May 28, 2018 — Miriam Epple

 

The consent principle is one of the four basic rules of sociocracy. It states that a decision is made if no one has a "serious and justified objection" to the decision proposal, i.e. no one is against it. (Please do not confuse consent with consensus: Consensus is about everyone voting in favor of a proposal. An approach that is much more time consuming and more likely to lead to "lazy compromises").

The consent principle guarantees that all decision participants have an equal say in the decision; after all, each individual can influence the decision with a serious objection. In order to resolve any objections and reach a decision, there is a clear process, consent moderation, which, with some practice, enables efficient and at the same time jointly supported decisions.

In our personal experience, the consent principle and consent moderation bring a completely new, positive dynamic to meetings.

Recently Miriam Epple, declared sociocracy lover, was at Qudosoft to introduce consent moderation and directly test it out together.
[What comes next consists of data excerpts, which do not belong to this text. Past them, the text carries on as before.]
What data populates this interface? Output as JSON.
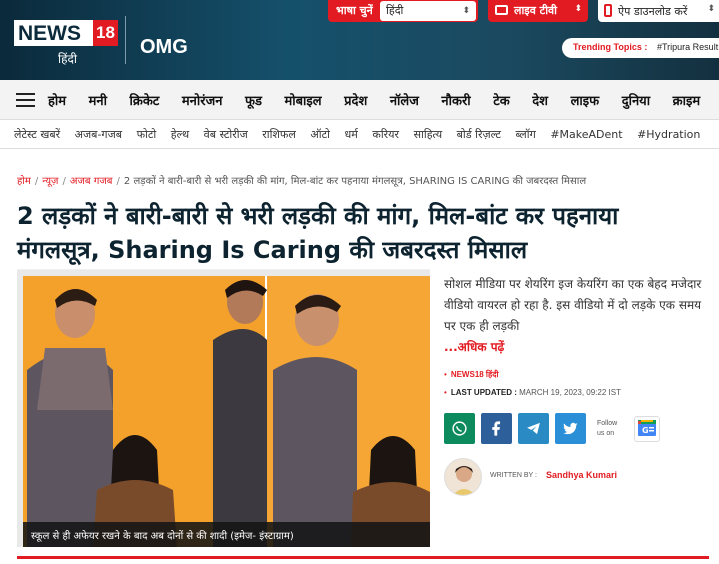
{
  "brand": {
    "logo_main": "NEWS",
    "logo_number": "18",
    "logo_sub": "हिंदी",
    "section": "OMG",
    "accent_color": "#e21b22",
    "header_color": "#15506b"
  },
  "topbar": {
    "language_label": "भाषा चुनें",
    "language_value": "हिंदी",
    "live_tv_label": "लाइव टीवी",
    "app_download_label": "ऐप डाउनलोड करें"
  },
  "trending": {
    "label": "Trending Topics :",
    "value": "#Tripura Result"
  },
  "main_nav": [
    "होम",
    "मनी",
    "क्रिकेट",
    "मनोरंजन",
    "फूड",
    "मोबाइल",
    "प्रदेश",
    "नॉलेज",
    "नौकरी",
    "टेक",
    "देश",
    "लाइफ",
    "दुनिया",
    "क्राइम"
  ],
  "sub_nav": [
    "लेटेस्ट खबरें",
    "अजब-गजब",
    "फोटो",
    "हेल्थ",
    "वेब स्टोरीज",
    "राशिफल",
    "ऑटो",
    "धर्म",
    "करियर",
    "साहित्य",
    "बोर्ड रिज़ल्ट",
    "ब्लॉग",
    "#MakeADent",
    "#Hydration"
  ],
  "breadcrumb": {
    "items": [
      "होम",
      "न्यूज़",
      "अजब गजब"
    ],
    "current": "2 लड़कों ने बारी-बारी से भरी लड़की की मांग, मिल-बांट कर पहनाया मंगलसूत्र, SHARING IS CARING की जबरदस्त मिसाल"
  },
  "article": {
    "headline": "2 लड़कों ने बारी-बारी से भरी लड़की की मांग, मिल-बांट कर पहनाया मंगलसूत्र, Sharing Is Caring की जबरदस्त मिसाल",
    "image_caption": "स्कूल से ही अफेयर रखने के बाद अब दोनों से की शादी (इमेज- इंस्टाग्राम)",
    "summary": "सोशल मीडिया पर शेयरिंग इज केयरिंग का एक बेहद मजेदार वीडियो वायरल हो रहा है. इस वीडियो में दो लड़के एक समय पर एक ही लड़की",
    "read_more": "...अधिक पढ़ें",
    "source": "NEWS18 हिंदी",
    "last_updated_label": "LAST UPDATED :",
    "last_updated_value": "MARCH 19, 2023, 09:22 IST",
    "follow_label_1": "Follow",
    "follow_label_2": "us on",
    "written_by_label": "WRITTEN BY :",
    "author": "Sandhya Kumari"
  },
  "share": {
    "whatsapp_color": "#0e8a5f",
    "facebook_color": "#2d5f9a",
    "telegram_color": "#2a8bc4",
    "twitter_color": "#2b8fd8"
  }
}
Qudosoft is a software company based in Berlin, Karlsruhe and Hamburg. They have many years of experience with agile work and self-organization and are always actively dealing with their own organization internally. With such a work culture, testing out elements of sociocracy as concrete control instruments is naturally obvious!

Reactions at Qudosoft?
"OMG how relaxed is it when everyone just talks in order and not jumbled!!! You didn't have to worry that you wouldn't get a turn or wouldn't be heard, and no one was embarrassed to get into a war of words or drift off strongly!"

Their Key Learnings?
The beauty of sociocratic consent (SC) is that you work together on a great proposal. It's not: A proposes and B thinks it sucks, it's about dealing with an issue constructively. It gives a nice sense of community once it gets going.”

“The method stands or falls on good facilitation.”

“The facilitation role is very powerful using SC and has a lot of responsibility.”

“For the next few decisions we want to use the SC for, we should definitely get some more facilitation support.”

“The SC is exhausting because you have to be focused on the task at hand and listen carefully to everyone else.”